Mumps viruses are classified into 12 genotypes based on genetic variability of the SH gene (73, 74). Different subtypes of mumps viruses exhibit distinguished geographic distribution worldwide. Although the driving force of such distribution remains unclear, emergence of new subclusters of circulating mumps viruses within a genotype (75, 76) indicates evolution of wild-type mumps viruses under various selection forces. Failure to detect genotype A wild-type mumps viruses in countries/regions immunized with genotype A vaccine in recent studies may be due to a vaccine-based selection pressure. This pressure may select for genotypes with increased virulence and heterogeneity compared to current vaccines (77–82). Decreased neutralization capabilities against heterogenotypes among subtypes of mumps viruses (83–86) and lack of cross protection between different subtypes (genotype D against genotype A) in human natural infection have been reported (87). It would be ideal to use a genotype-matched vaccine candidate (genotype G), which elicits more specific immune responses that effectively protect against the circulating mumps viruses in the United States (genotype G) (11, 13, 78, 79).

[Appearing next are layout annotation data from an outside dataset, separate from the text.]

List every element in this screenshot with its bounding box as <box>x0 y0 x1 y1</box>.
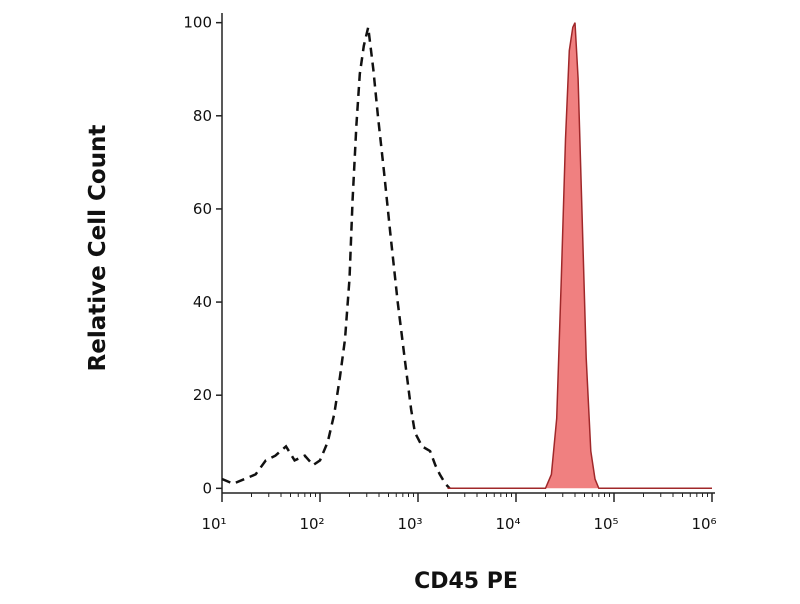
dashed-histogram <box>221 27 451 490</box>
y-tick-label: 40 <box>193 293 212 311</box>
x-tick-label: 10³ <box>397 515 422 533</box>
x-tick-label: 10² <box>299 515 324 533</box>
x-axis-label: CD45 PE <box>414 569 518 594</box>
y-tick-label: 0 <box>202 479 212 497</box>
y-tick-label: 60 <box>193 200 212 218</box>
filled-histogram <box>447 22 712 490</box>
y-tick-label: 80 <box>193 107 212 125</box>
y-tick-label: 20 <box>193 386 212 404</box>
x-tick-label: 10¹ <box>201 515 226 533</box>
x-tick-label: 10⁶ <box>691 515 716 533</box>
y-tick-label: 100 <box>183 14 212 32</box>
y-axis-label: Relative Cell Count <box>85 125 111 372</box>
x-tick-label: 10⁴ <box>495 515 520 533</box>
x-tick-label: 10⁵ <box>593 515 618 533</box>
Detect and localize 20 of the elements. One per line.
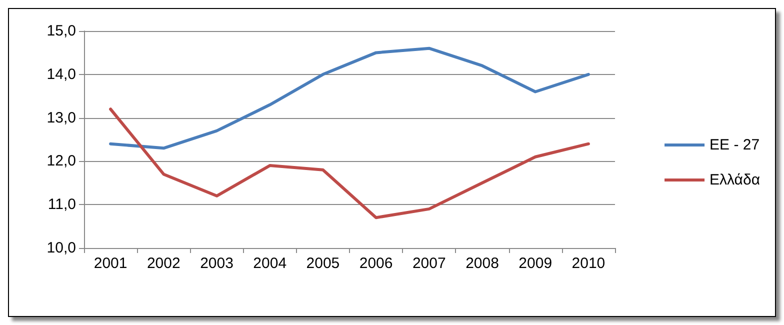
y-tick-label: 14,0 <box>46 66 76 83</box>
x-tick-label: 2008 <box>466 255 499 272</box>
x-tick-label: 2003 <box>200 255 234 272</box>
line-series <box>109 46 590 150</box>
x-tick-label: 2004 <box>253 255 287 272</box>
y-tick-label: 13,0 <box>46 109 76 126</box>
legend-label: ΕΕ - 27 <box>710 136 760 154</box>
x-tick-label: 2010 <box>572 255 606 272</box>
y-tick-label: 11,0 <box>48 196 76 214</box>
y-tick-label: 10,0 <box>46 240 76 256</box>
x-tick-label: 2002 <box>146 255 180 272</box>
x-tick-label: 2009 <box>518 255 552 272</box>
x-tick-label: 2001 <box>94 255 128 272</box>
x-tick-label: 2005 <box>306 255 340 272</box>
line-series <box>109 108 590 220</box>
x-tick-label: 2007 <box>412 255 446 272</box>
legend-label: Ελλάδα <box>710 172 760 188</box>
y-tick-label: 12,0 <box>46 152 76 170</box>
y-tick-label: 15,0 <box>46 22 76 40</box>
x-tick-label: 2006 <box>359 255 393 272</box>
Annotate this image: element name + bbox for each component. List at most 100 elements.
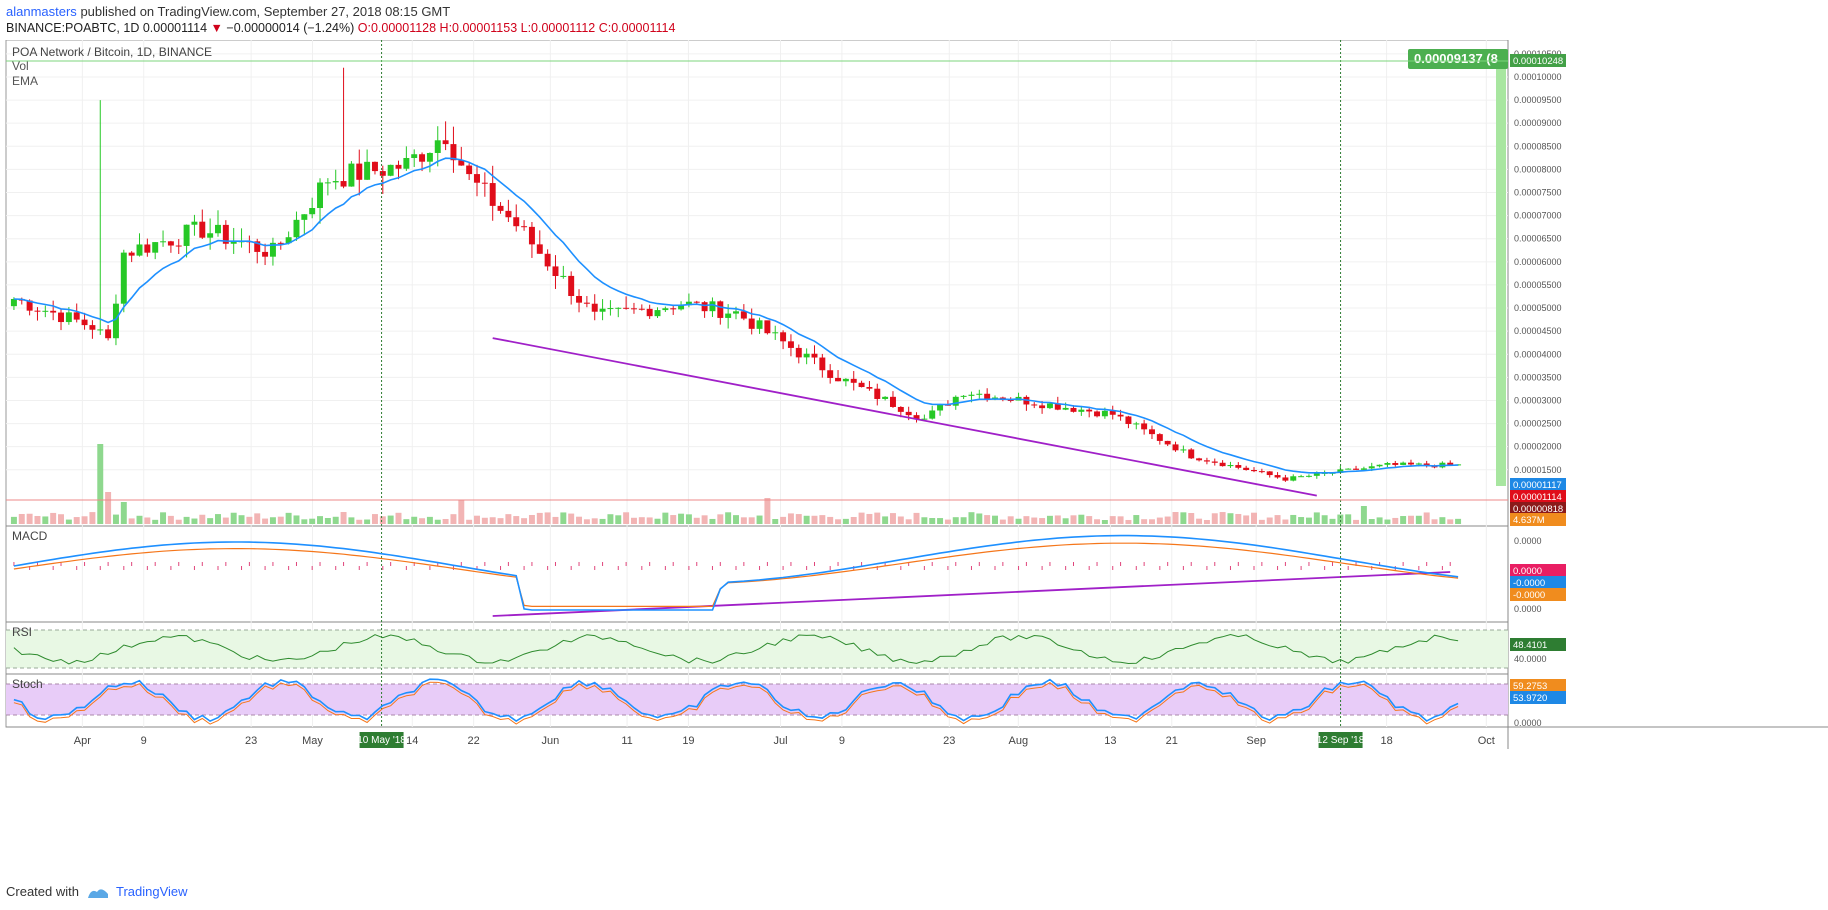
volume-bar (552, 516, 559, 524)
volume-bar (105, 492, 112, 524)
volume-bar (897, 516, 904, 524)
macd-line-label: -0.0000 (1513, 578, 1545, 589)
volume-bar (1133, 515, 1140, 524)
stoch-tick-label: 0.0000 (1514, 718, 1542, 728)
candle-body (152, 242, 159, 253)
close-price-label: 0.00001114 (1513, 492, 1562, 503)
time-tick-label: Aug (1009, 735, 1029, 747)
volume-bar (670, 515, 677, 524)
volume-bar (1400, 516, 1407, 524)
candle-body (222, 224, 229, 244)
volume-bar (254, 513, 261, 524)
volume-bar (968, 512, 975, 524)
candle-body (301, 214, 308, 220)
macd-tick-label: 0.0000 (1514, 536, 1542, 546)
price-tick-label: 0.00001500 (1514, 465, 1562, 475)
volume-bar (623, 512, 630, 524)
volume-bar (293, 515, 300, 524)
candle-body (285, 237, 292, 244)
candle-body (1235, 465, 1242, 468)
candle-body (583, 302, 590, 304)
close-price-label-badge (1510, 490, 1566, 503)
author-link[interactable]: alanmasters (6, 4, 77, 19)
candle-body (1086, 409, 1093, 412)
volume-bar (246, 516, 253, 524)
volume-bar (521, 518, 528, 524)
candle-body (858, 382, 865, 388)
candle-body (560, 275, 567, 277)
footer: Created with TradingView (6, 884, 188, 900)
created-with-text: Created with (6, 884, 79, 899)
candle-body (866, 387, 873, 389)
candle-body (1392, 463, 1399, 465)
stoch-k-line (13, 678, 1459, 723)
candle-body (913, 415, 920, 420)
date-marker-badge (359, 732, 404, 748)
candle-body (1290, 476, 1297, 481)
volume-bar (583, 519, 590, 524)
pane-title: Stoch (12, 677, 43, 691)
volume-bar (709, 518, 716, 524)
candle-body (340, 181, 347, 187)
volume-bar (1062, 518, 1069, 524)
volume-bar (693, 517, 700, 524)
candle-body (1007, 399, 1014, 401)
candle-body (356, 163, 363, 180)
volume-bar (450, 514, 457, 524)
candle-body (748, 318, 755, 329)
volume-bar (1109, 516, 1116, 524)
candle-body (882, 396, 889, 399)
volume-bar (458, 500, 465, 524)
macd-signal-label-badge (1510, 588, 1566, 601)
candle-body (1345, 468, 1352, 470)
legend-ema: EMA (12, 74, 38, 88)
volume-bar (371, 514, 378, 524)
volume-bar (497, 518, 504, 524)
axis-labels: 0.00010500 0.00010000 0.00009500 0.00009000… (6, 45, 1566, 748)
volume-bar (395, 512, 402, 524)
volume-bar (411, 516, 418, 524)
candle-body (207, 233, 214, 238)
candle-body (411, 154, 418, 158)
volume-bar (309, 518, 316, 524)
trading-chart[interactable]: 0.00010500 0.00010000 0.00009500 0.00009000… (0, 40, 1828, 860)
volume-bar (764, 498, 771, 524)
time-tick-label: Sep (1246, 735, 1266, 747)
volume-bar (489, 517, 496, 524)
candle-body (1313, 472, 1320, 476)
time-tick-label: May (302, 735, 323, 747)
volume-bar (725, 512, 732, 524)
time-tick-label: 19 (682, 735, 694, 747)
volume-bar (1274, 515, 1281, 524)
volume-bar (160, 512, 167, 524)
price-tick-label: 0.00006000 (1514, 257, 1562, 267)
volume-bar (615, 515, 622, 524)
candle-body (112, 303, 119, 339)
volume-bar (921, 517, 928, 524)
candle-body (199, 221, 206, 238)
volume-label: 4.637M (1513, 515, 1545, 526)
volume-bar (18, 513, 25, 524)
price-tick-label: 0.00007500 (1514, 188, 1562, 198)
candle-body (630, 308, 637, 310)
rsi-band (6, 630, 1508, 668)
volume-bar (1086, 516, 1093, 524)
volume-bar (238, 515, 245, 524)
volume-bar (1353, 519, 1360, 524)
indicator-lines (13, 40, 1459, 727)
volume-bar (73, 517, 80, 524)
candle-body (693, 301, 700, 303)
down-arrow-icon: ▼ (210, 21, 223, 35)
candle-body (269, 242, 276, 257)
candle-body (1054, 403, 1061, 410)
volume-bar (136, 515, 143, 524)
volume-bar (984, 515, 991, 524)
price-tick-label: 0.00008000 (1514, 164, 1562, 174)
volume-bar (544, 512, 551, 524)
volume-bar (1384, 519, 1391, 524)
candle-body (167, 241, 174, 246)
stoch-d-line (13, 681, 1459, 725)
volume-bar (50, 512, 57, 524)
tradingview-link[interactable]: TradingView (116, 884, 188, 899)
macd-signal-line (13, 542, 1459, 607)
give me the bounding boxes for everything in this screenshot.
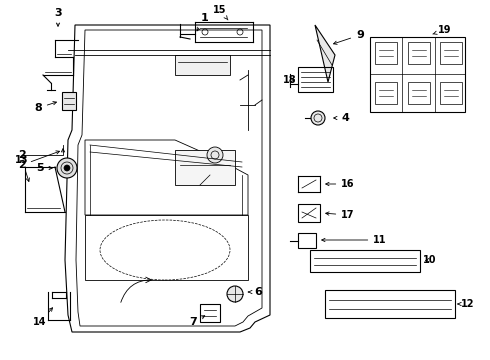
- Text: 2: 2: [18, 151, 59, 170]
- Text: 6: 6: [248, 287, 262, 297]
- Text: 7: 7: [189, 316, 205, 327]
- Circle shape: [64, 165, 70, 171]
- Text: 9: 9: [334, 30, 364, 44]
- Text: 16: 16: [326, 179, 355, 189]
- Text: 1: 1: [197, 13, 209, 31]
- Text: 18: 18: [283, 75, 297, 85]
- Text: 11: 11: [322, 235, 387, 245]
- Circle shape: [207, 147, 223, 163]
- Text: 4: 4: [334, 113, 349, 123]
- Text: 14: 14: [33, 308, 52, 327]
- Text: 5: 5: [36, 163, 52, 173]
- Text: 19: 19: [433, 25, 452, 35]
- Polygon shape: [62, 92, 76, 110]
- Text: 8: 8: [34, 102, 56, 113]
- Text: 17: 17: [326, 210, 355, 220]
- Circle shape: [311, 111, 325, 125]
- Text: 10: 10: [423, 255, 437, 265]
- Text: 12: 12: [458, 299, 475, 309]
- Polygon shape: [175, 55, 230, 75]
- Polygon shape: [315, 25, 335, 82]
- Text: 3: 3: [54, 8, 62, 26]
- Text: 13: 13: [15, 155, 29, 181]
- Text: 15: 15: [213, 5, 228, 20]
- Circle shape: [57, 158, 77, 178]
- Circle shape: [227, 286, 243, 302]
- Polygon shape: [175, 150, 235, 185]
- Text: 2: 2: [18, 150, 26, 160]
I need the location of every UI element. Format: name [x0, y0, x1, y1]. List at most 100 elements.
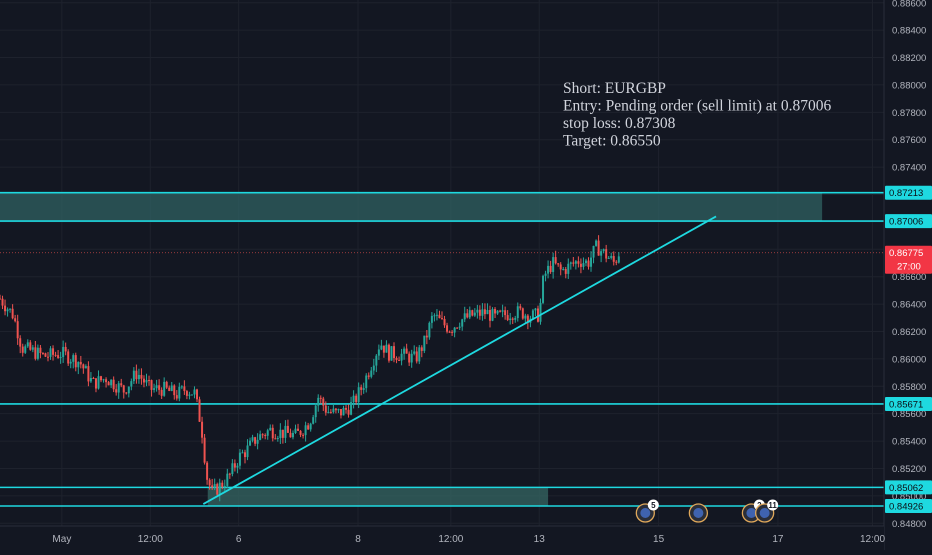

Although additional mutations occurred during rMuVΔSHΔV virus rescue and during passages of rMuVΔSHΔV in Vero cells, no regaining of the V protein or the SH protein was observed in any rMuVΔSHΔV viruses analyzed, indicating that rMuVΔSHΔV is stable in tissue culture cells. Interestingly, besides two silent mutations in the HN and L ORFs, rMuVΔSHΔV (PX64-67) possessed one nucleotide change (C-T) in genomic position 1913 in the V/P GS region, which has been previously seen in the course of rMuVΔV virus rescue (36). This mutation is believed to be important in regulating the transcription/translation level of P protein, emphasizing the significance of a proper ratio between NP and P protein during virus growth.

One challenge of developing a new mumps vaccine is the lack of correlation between protection and immune responses. While a neutralization titer is thought to be essential in protection against mumps infection (79), investigations of serum samples of patients versus nonpatients during recent mumps outbreaks revealed no defined cutoff neutralizing antibody titer against mumps virus, indicating a potential role for cellular immunity in effective protection against mumps challenge (41, 86). In this study, the investigation of immunogenicity of rMuVΔSHΔV in i.n.- and i.m.-vaccinated mice showed that rMuVΔSHΔV was able to induce a neutralizing titer comparable to those induced by rMuVΔSH and rMuVΔV and a higher titer than that induced by JL vaccine. Furthermore, rMuVΔSHΔV vaccination also stimulated T cell responses in mice, although the role of cell-mediated immunity in mumps disease protection remains to be demonstrated. We also observed that rMuVΔSH induced slightly higher total antibody titers than those induced by rMuV, and rMuVΔSHΔV induced higher antibody titers than those induced by rMuVΔV, suggesting that deletion of SH leads to better antigen presentation. Similar results have been reported for a closely related virus, parainfluenza virus 5 (PIV5), in which PIV5 lacking SH is more immunogenic than PIV5 (88). The mouse models have been widely used to test vaccine efficacy for various human viruses (89–92). However, it is not a good model for mumps virus infection. The efficacy of rMuVΔSHΔV in nonhuman primates, which is a good model for mumps virus infection (40), should be examined before testing this candidate in humans. In summary, rMuVΔSHΔV was able to elicit both antibody and cellular responses against MuV in i.n.- and i.m.-vaccinated mice, providing a safe and immunogenic mumps vaccine candidate.